“La grande bellezza” di nuovo al cinema con 30 minuti di inediti

Un film che è stato capace di emozionare. E vincere. Dialoghi minimali e azzeccati, fotografia da 110 e lode. Regia di tutto rispetto. Attori che rappresentano il meglio del panorama italiano.

la grande bellezza

A tre anni dall’uscita, ritorna al cinema solo per tre giorni, dal 27 al 29 giugno, La grande bellezza in versione integrale con trenta minuti di scene inedite. Tra le nuove scene quella in cui Jep Gambardella, disilluso scrittore e giornalista interpretato da Toni Servillo, incontra Giulio Brogi nel ruolo di un anziano regista che immagina di poter girare un ultimo film. Il “Maestro del cinema” racconta a Jep quello che definisce il suo primo “incanto”, l’accensione del primo semaforo installato a Milano tra piazza Duomo e via Torino: “Mi pare che fosse il 12 aprile 1925. Mio padre mi mise sulle spalle perché c’era una gran folla, ma capisce? Una folla, radunata per vedere un semaforo. Che bellezza! Che grande bellezza!”. E quella con Fiammetta Baralla nel ruolo della madre di Ramona (Sabrina Ferilli).

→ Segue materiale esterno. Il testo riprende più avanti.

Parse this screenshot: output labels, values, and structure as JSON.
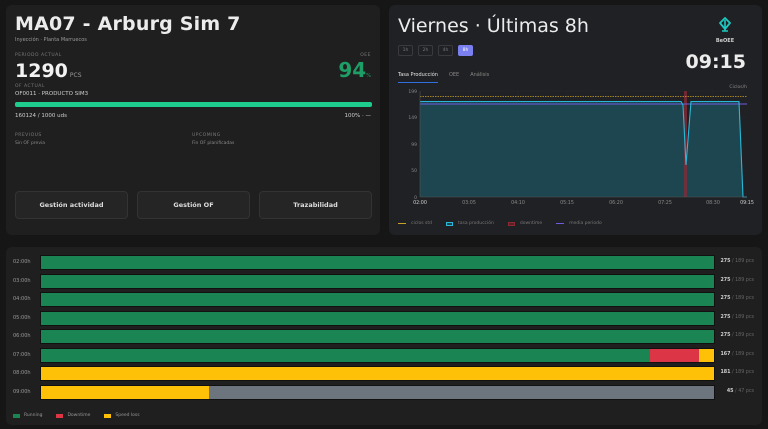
{
  "machine": {
    "title": "MA07 - Arburg Sim 7",
    "subtitle": "Inyección · Planta Marruecos",
    "periodo_label": "PERIODO ACTUAL",
    "count": "1290",
    "count_unit": "PCS",
    "oee_label": "OEE",
    "oee_value": "94",
    "oee_unit": "%",
    "of_label": "OF ACTUAL",
    "of_value": "OF0011 · PRODUCTO SIM3",
    "progress_percent": 100,
    "progress_left": "160124 / 1000 uds",
    "progress_right": "100% · —",
    "previous_label": "PREVIOUS",
    "previous_value": "Sin OF previa",
    "upcoming_label": "UPCOMING",
    "upcoming_value": "Fin OF planificadas",
    "colors": {
      "oee": "#1f9d66",
      "progress": "#1ecc8e"
    }
  },
  "actions": [
    {
      "label": "Gestión actividad"
    },
    {
      "label": "Gestión OF"
    },
    {
      "label": "Trazabilidad"
    }
  ],
  "header": {
    "title": "Viernes · Últimas 8h",
    "range_chips": [
      {
        "label": "1h",
        "active": false
      },
      {
        "label": "2h",
        "active": false
      },
      {
        "label": "4h",
        "active": false
      },
      {
        "label": "8h",
        "active": true
      }
    ],
    "tabs": [
      {
        "label": "Tasa Producción",
        "active": true
      },
      {
        "label": "OEE",
        "active": false
      },
      {
        "label": "Análisis",
        "active": false
      }
    ],
    "brand": "BeOEE",
    "clock": "09:15",
    "brand_color": "#1ec8c0"
  },
  "chart_data": {
    "type": "area",
    "title": "Tasa Producción",
    "xlabel": "",
    "ylabel": "Ciclos/h",
    "x_ticks": [
      "02:00",
      "03:05",
      "04:10",
      "05:15",
      "06:20",
      "07:25",
      "08:30",
      "09:15"
    ],
    "y_ticks": [
      0,
      50,
      99,
      149,
      199
    ],
    "ylim": [
      0,
      199
    ],
    "grid": true,
    "legend_position": "bottom",
    "series": [
      {
        "name": "tasa producción",
        "color": "#2ab8d8",
        "points": [
          [
            "02:00",
            176
          ],
          [
            "07:30",
            176
          ],
          [
            "07:33",
            170
          ],
          [
            "07:38",
            60
          ],
          [
            "07:42",
            176
          ],
          [
            "09:05",
            176
          ],
          [
            "09:10",
            0
          ],
          [
            "09:15",
            0
          ]
        ]
      },
      {
        "name": "ciclos std",
        "color": "#c9a227",
        "style": "dashed",
        "value": 189
      },
      {
        "name": "media periodo",
        "color": "#6e5ce0",
        "value": 172
      },
      {
        "name": "downtime",
        "color": "#8a2a35",
        "range": [
          "07:36",
          "07:40"
        ]
      }
    ],
    "legend": [
      "ciclos std",
      "tasa producción",
      "downtime",
      "media periodo"
    ]
  },
  "timeline": {
    "rows": [
      {
        "hour": "02:00h",
        "segments": [
          {
            "state": "running",
            "pct": 100
          }
        ],
        "value": "275",
        "target": "/ 189 pcs"
      },
      {
        "hour": "03:00h",
        "segments": [
          {
            "state": "running",
            "pct": 100
          }
        ],
        "value": "275",
        "target": "/ 189 pcs"
      },
      {
        "hour": "04:00h",
        "segments": [
          {
            "state": "running",
            "pct": 100
          }
        ],
        "value": "275",
        "target": "/ 189 pcs"
      },
      {
        "hour": "05:00h",
        "segments": [
          {
            "state": "running",
            "pct": 100
          }
        ],
        "value": "275",
        "target": "/ 189 pcs"
      },
      {
        "hour": "06:00h",
        "segments": [
          {
            "state": "running",
            "pct": 100
          }
        ],
        "value": "275",
        "target": "/ 189 pcs"
      },
      {
        "hour": "07:00h",
        "segments": [
          {
            "state": "running",
            "pct": 90.5
          },
          {
            "state": "downtime",
            "pct": 7.2
          },
          {
            "state": "speed",
            "pct": 2.3
          }
        ],
        "value": "167",
        "target": "/ 189 pcs"
      },
      {
        "hour": "08:00h",
        "segments": [
          {
            "state": "speed",
            "pct": 100
          }
        ],
        "value": "181",
        "target": "/ 189 pcs"
      },
      {
        "hour": "09:00h",
        "segments": [
          {
            "state": "speed",
            "pct": 25
          },
          {
            "state": "idle",
            "pct": 75
          }
        ],
        "value": "45",
        "target": "/ 47 pcs"
      }
    ],
    "legend": [
      {
        "label": "Running",
        "color": "#1a8553"
      },
      {
        "label": "Downtime",
        "color": "#dc3545"
      },
      {
        "label": "Speed loss",
        "color": "#ffc107"
      }
    ],
    "colors": {
      "running": "#1a8553",
      "downtime": "#dc3545",
      "speed": "#ffc107",
      "idle": "#6c757d"
    }
  }
}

Sarà un ottimo viatico per rivedere al cinema l’incantevole ‘città eterna’. L’ha descritta bene Federico Fellini nel capolavoro “La dolce vita” e, indubbiamente, Paolo Sorrentino ne ha tratto giovamento. Tramite il suo attore-feticcio Toni Servillo, che interpreta il Gambardella di cui sopra, la esplora. In lungo e in largo, ma sempre in prospettiva. Una prospettiva geometrica, dedita all’armonia dei palazzi e dei monumenti.

Roma è una ‘Grande bellezza’. Forse, la più grande del film. La Roma dei benpensanti, dei cardinali che ‘non fanno onore al clero’, degli artisti di strada che più che per l’arte vorrebbero sopravvivere facendo ‘notizia’. Tutto e tutti sono parte integrante di un film che è un grande quadro. Una lettera (quasi) senza parole a presente e futura memoria. Non viene risparmiato nessuno quando è Jep Gambardella a parlare. Lui è un uomo diverso. Uno che alla domanda “cosa ti piace di più?” non risponderebbe come i suoi amici (“La donna”), bensì “L’odore delle case dei vecchi”.